Written for The Key Review - 2009-2010 Issue
Update: April 26, 2011 -- Elyse Colgan '03 was featured in the LA Times on 4/25/11 for her inspirational approach to teaching in Compton. Click here to read the Op-Ed, 'Education: The Magic of Hard Work'.
What did you do after graduating from Key School?
After graduating from Key School, I attended Princeton University. I majored in the Woodrow Wilson School of Public and International Affairs and minored in finance. Upon graduating in 2007, I accepted an offer to play professional water polo in a Division I Italian league. I moved to Varese, Italy, a small town outside of Lake Como, and continued to explore my interests in water polo, travel and great food. One year and lots of pizza later, I returned to the United States and embarked upon my next adventure as an eighth grade math teacher in the Los Angeles neighborhood of Watts through the organization Teach For America. I taught Algebra 1 and Algebra Readiness at Charles R. Drew Middle School for two years and loved it! I also received a master’s degree in urban education from Loyola Marymount University.
What are you doing now?
I am currently residing in Santa Monica, California, and have just accepted a position on staff with Teach For America as a recruitment director. I am in charge of making sure we meet our ambitious recruiting goals in a portfolio comprising UC Santa Barbara, Pepperdine and Azusa Pacific University. I see my new role as a way to continue my impact on closing the achievement gap in our country, while also exploring my interests in business and entrepreneurship. While I am not sure what my long-term career goals are, I’m excited by the unknown and revel in the idea that there are still endless possibilities to explore. My next athletic adventure is training for the Vineman, Napa Valley’s Ironman, that takes place at the end of July 2011.
What do you remember most about your experience at Key School?
What stands out to me the most when I think about Key School is the energy and sense of community that pervades the campus. This is evident in every tradition—from the Halloween parade (that song gets stuck in my head at least once a month) to the Wye Island camping trips and graduation ceremony. I remember great conversations with close friends over Angie’s chicken sandwiches, amazing teachers who I called by their first names, and a gorgeous campus that still, to this day, feels like home.
Which faculty members do you remember most?
The faculty at Key School is what makes the school so phenomenal. Over the course of my fourteen years as an Obezag, there were many faculty members who stood out to me. Ms. Moo made me fall in love with the Phantom Tollbooth and creative writing in fifth grade. Mr. Carneal and Mr. Lord were amazing eighth grade English and civics teachers who pushed me to explore my perceptions of the world as it is, and as it should be. In Upper School, I always wanted to be in Mrs.
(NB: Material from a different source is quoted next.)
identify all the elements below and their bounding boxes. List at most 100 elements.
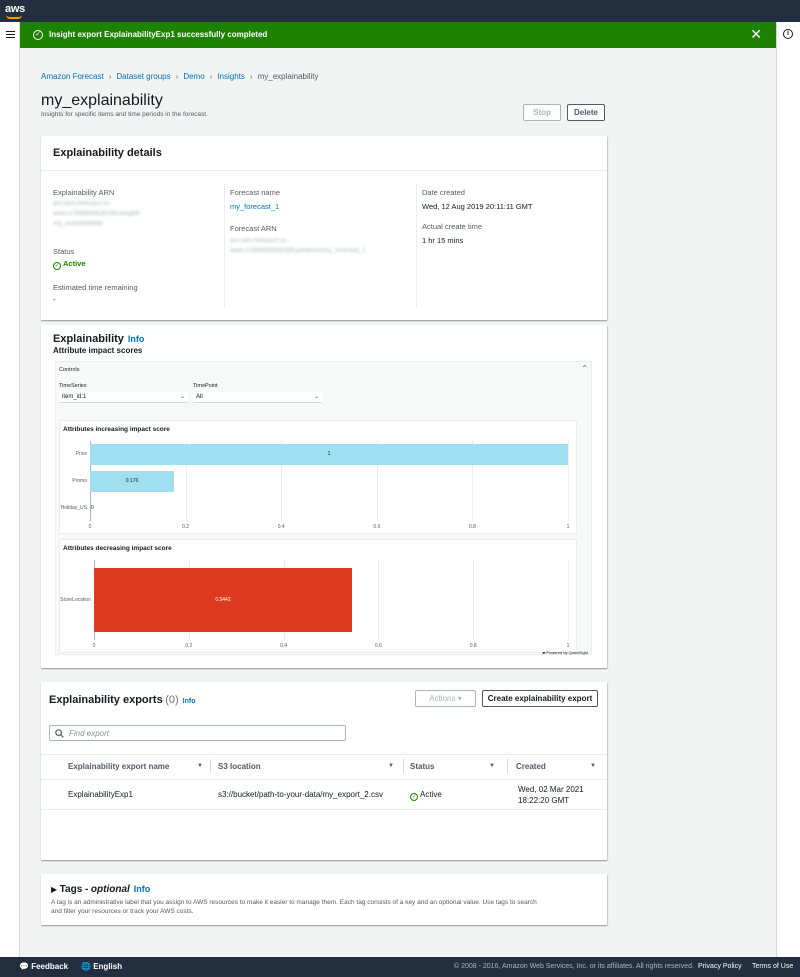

Hill’s class because of her passion for English literature and the provocative conversations that naturally resulted as we explored traditional texts in new ways. Babette made me feel as though I was proficient enough in French to move to Paris. Doc Levantine made me want to be a scientist, and she reminded me, on a daily basis, of the important things—like sleep and drinking water—when my chlorinated brain was too overloaded to function. Mrs. Foster was always happy to see me no matter how ridiculous my trip to the health office was. Lastly, I remember Mrs. Favero always giving me feedback on papers, no matter when I called (late) or when the paper was due (soon, very soon).
Which faculty influenced you most?
There are so many faculty members that had a profound impact on me and it is impossible to list them all in this small space. Instead, I just want to say “THANK YOU” to all those who crossed my path during my time as a “lifer”—I am extremely grateful for the tools you gave me both in and out of the classroom.
As a graduate, how do you feel the program at Key School prepared you for college and beyond?
I’ve reflected on this question a lot during my two-year experience as a teacher in one of nation’s lowest performing schools. The juxtaposition of the educational opportunities available to my students in the community of Watts compared to ones I was afforded in Hillsmere is overwhelming. I feel very strongly that Key School prepared me to do well, both on the college level and post-graduation. Key School is a place where creativity and high-level thinking are the norm. You are not just advised to think outside of the box, you are expected to. I think above all, Key School provided me with the confidence that my opinion mattered. I have felt that I was uniquely prepared for both academic success and high leadership positions.
Do you keep in contact with any other Key School alumni?
My friends from Key School are family to me. Anna Noelle Favero ‘03, Kelvin Moulden ‘03, Sarah Casilio ‘03, Lindsay Officer ‘03, Liz Dierdorff (Birsner!) ‘03, Gabrielle Picard ‘03, and Jimmy Nelson ‘03 are all people I keep in touch with regularly. We also have a strong West Coast contingent—Trevor White ‘03 and Tim White ‘01 are holding down the city of LA with me—while Ali Dierdorff Looney ‘01, Krissy Olson ‘02, Jimmy Praley ‘03, and Sara Feldman ‘03 all live close by in San Diego.